The Rachofskys are well-known buyers of American minimalism and Italian art associated with the Arte Povera movement. Three years ago they pledged their art collection to the Dallas Museum of Art. Mr Koons’s “Balloon Flower (Magenta)” was deemed incidental: better to sell it to help fund other purchases.
The lightness of “Balloon Flower (Magenta)” is wholly illusory. The sculpture weighs more than eight tonnes and sits in the Rachofskys’ pond on a concrete plinth hidden below the surface of the water. The first step, then, was to drain the pond and hire a very large crane.
Christie’s, where the sculpture was consigned for sale, had already turned to its operations team in London to draw up plans to transport it to London. Wrapped and boxed in a special reinforced wood and steel crate, the package measured 437 by 318 by 361 centimetres.
Sending it by ship would have taken too long (it would not have docked in Liverpool until July 20th, nearly three weeks after it was due to be auctioned). Not only was the crate heavy, it was also an awkward shape. It would not fit in a Boeing 747 freighter, and once it got to London it was too big to be carried up the stairs of Christie’s elegant headquarters in St James’s.
The only answer was to leave the work outside.
From its packing site at the edge of the Rachofsky’s pond, “Balloon Flower” was loaded onto a ten-wheel Landstar flatbed truck with twin exhausts (suitably painted magenta) and driven to Savannah airport. There it was loaded onto a chartered Antonov 124, a Soviet military aircraft that had been used to ferry tanks and troops to Afghanistan during the 1980 invasion. The Antonov opens by the nose and is the only aircraft that was big enough to take the box.
After refuelling in Newfoundland, Canada, the Antonov flew to Geneva. Another flatbed truck, this time a Mercedes, took the sculpture to the foundry in Germany for a polish. The consignment was accompanied all along the 386-mile route to Hollenbach by a special police escort.
Meanwhile, Christie’s in London stepped up its negotiations to display the sculpture in the garden of St James’s Sqaure, a process that included not just Mr Koons’s studio, but also the St James’s Square Trust, a fine-art handling company, a landscape-gardening operation, Westminster Council and the Metropolitan Police.

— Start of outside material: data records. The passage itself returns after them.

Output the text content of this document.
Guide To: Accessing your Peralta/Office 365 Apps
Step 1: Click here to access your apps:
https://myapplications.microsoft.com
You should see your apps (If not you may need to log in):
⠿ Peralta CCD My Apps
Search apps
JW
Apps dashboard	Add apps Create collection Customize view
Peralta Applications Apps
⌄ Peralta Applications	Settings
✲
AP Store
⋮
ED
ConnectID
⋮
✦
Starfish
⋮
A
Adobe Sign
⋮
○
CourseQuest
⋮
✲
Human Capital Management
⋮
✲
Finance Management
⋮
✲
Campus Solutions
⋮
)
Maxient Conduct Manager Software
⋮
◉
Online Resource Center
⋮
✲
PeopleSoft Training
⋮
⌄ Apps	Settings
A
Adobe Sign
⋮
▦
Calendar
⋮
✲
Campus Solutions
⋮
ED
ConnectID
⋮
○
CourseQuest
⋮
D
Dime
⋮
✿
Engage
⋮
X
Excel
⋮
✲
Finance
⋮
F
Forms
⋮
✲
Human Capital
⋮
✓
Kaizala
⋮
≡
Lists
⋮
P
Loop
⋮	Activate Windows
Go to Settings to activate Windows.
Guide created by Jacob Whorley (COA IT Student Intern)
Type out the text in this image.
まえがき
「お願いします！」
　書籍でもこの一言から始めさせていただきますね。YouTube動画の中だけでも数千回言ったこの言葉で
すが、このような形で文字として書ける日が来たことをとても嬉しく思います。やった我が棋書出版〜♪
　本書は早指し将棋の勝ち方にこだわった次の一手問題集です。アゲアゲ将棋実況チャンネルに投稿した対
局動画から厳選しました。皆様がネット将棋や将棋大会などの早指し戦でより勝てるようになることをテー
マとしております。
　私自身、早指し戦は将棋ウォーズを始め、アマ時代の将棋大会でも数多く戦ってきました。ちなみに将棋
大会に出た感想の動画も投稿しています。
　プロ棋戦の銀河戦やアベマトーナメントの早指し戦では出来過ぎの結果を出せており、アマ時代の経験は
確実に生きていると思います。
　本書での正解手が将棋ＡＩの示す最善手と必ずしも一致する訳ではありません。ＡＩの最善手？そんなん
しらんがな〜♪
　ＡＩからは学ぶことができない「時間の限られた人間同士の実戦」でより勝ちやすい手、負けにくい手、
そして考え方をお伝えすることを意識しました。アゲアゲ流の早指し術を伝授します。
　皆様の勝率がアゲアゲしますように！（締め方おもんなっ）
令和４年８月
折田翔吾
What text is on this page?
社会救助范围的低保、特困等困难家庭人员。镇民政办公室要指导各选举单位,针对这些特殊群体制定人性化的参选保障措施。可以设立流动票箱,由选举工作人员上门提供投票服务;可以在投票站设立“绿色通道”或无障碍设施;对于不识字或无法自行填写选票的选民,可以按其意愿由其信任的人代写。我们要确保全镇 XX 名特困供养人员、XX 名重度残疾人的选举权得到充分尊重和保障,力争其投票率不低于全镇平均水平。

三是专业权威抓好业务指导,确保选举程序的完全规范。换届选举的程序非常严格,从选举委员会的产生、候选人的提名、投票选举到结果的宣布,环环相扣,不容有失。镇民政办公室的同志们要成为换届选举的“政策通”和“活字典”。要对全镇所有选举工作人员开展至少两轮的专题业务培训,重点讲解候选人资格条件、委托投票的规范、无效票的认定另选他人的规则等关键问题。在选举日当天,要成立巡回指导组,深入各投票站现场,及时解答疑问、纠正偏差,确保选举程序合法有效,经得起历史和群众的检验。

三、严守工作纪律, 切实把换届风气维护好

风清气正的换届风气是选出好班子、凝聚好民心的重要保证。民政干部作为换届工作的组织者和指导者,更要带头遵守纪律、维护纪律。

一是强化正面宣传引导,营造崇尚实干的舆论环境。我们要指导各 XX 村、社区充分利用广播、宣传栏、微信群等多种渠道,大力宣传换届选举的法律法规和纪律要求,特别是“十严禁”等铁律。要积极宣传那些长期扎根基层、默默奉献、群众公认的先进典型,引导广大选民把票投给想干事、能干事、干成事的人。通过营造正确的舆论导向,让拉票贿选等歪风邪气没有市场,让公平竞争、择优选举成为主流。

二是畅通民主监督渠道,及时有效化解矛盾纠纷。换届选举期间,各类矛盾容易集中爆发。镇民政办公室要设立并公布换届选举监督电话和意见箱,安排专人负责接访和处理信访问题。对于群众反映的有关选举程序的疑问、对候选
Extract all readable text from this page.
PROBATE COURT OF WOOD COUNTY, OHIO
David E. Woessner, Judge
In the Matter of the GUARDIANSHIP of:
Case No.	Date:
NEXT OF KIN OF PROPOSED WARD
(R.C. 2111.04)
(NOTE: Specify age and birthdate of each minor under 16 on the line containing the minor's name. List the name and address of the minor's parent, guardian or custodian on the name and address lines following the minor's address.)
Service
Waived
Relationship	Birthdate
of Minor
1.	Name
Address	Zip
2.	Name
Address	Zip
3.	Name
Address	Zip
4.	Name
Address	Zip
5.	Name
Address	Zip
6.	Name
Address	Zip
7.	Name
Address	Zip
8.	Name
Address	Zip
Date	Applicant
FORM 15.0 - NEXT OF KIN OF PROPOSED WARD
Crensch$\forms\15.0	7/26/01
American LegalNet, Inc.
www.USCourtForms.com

From Germany the sculpture was trucked through Belgium and France, before heading for London where the police insisted it had to arrive before 6.30am in order to avoid contributing further to London’s rush-hour traffic. A 20-tonne crane lifted it over the railings of St James’s Square and settled it on the lawn where its giant frame was buried in an elaborate trench that had been dug beneath the surface of the grass.
Ever since the sculpture arrived, puzzled Londoners have been flocking to take pictures of Mr Koons’s purple perfection on their mobile phones, and three security guards are on duty round the clock to chase away teenage pranksters who leap over the railings at night when the garden is locked.
Christie’s won’t say how much it has spent, but everyone knows moving always ends up costing more than you expect. Still, even if the buyer has to charter the trusty Antonov to take the sculpture away, it’ll be pennies compared to the purchase price.
“Balloon Flower (Magenta)” is lot 12 in Christie’s post-war and contemporary art sale in London on June 30th. Estimate £12m.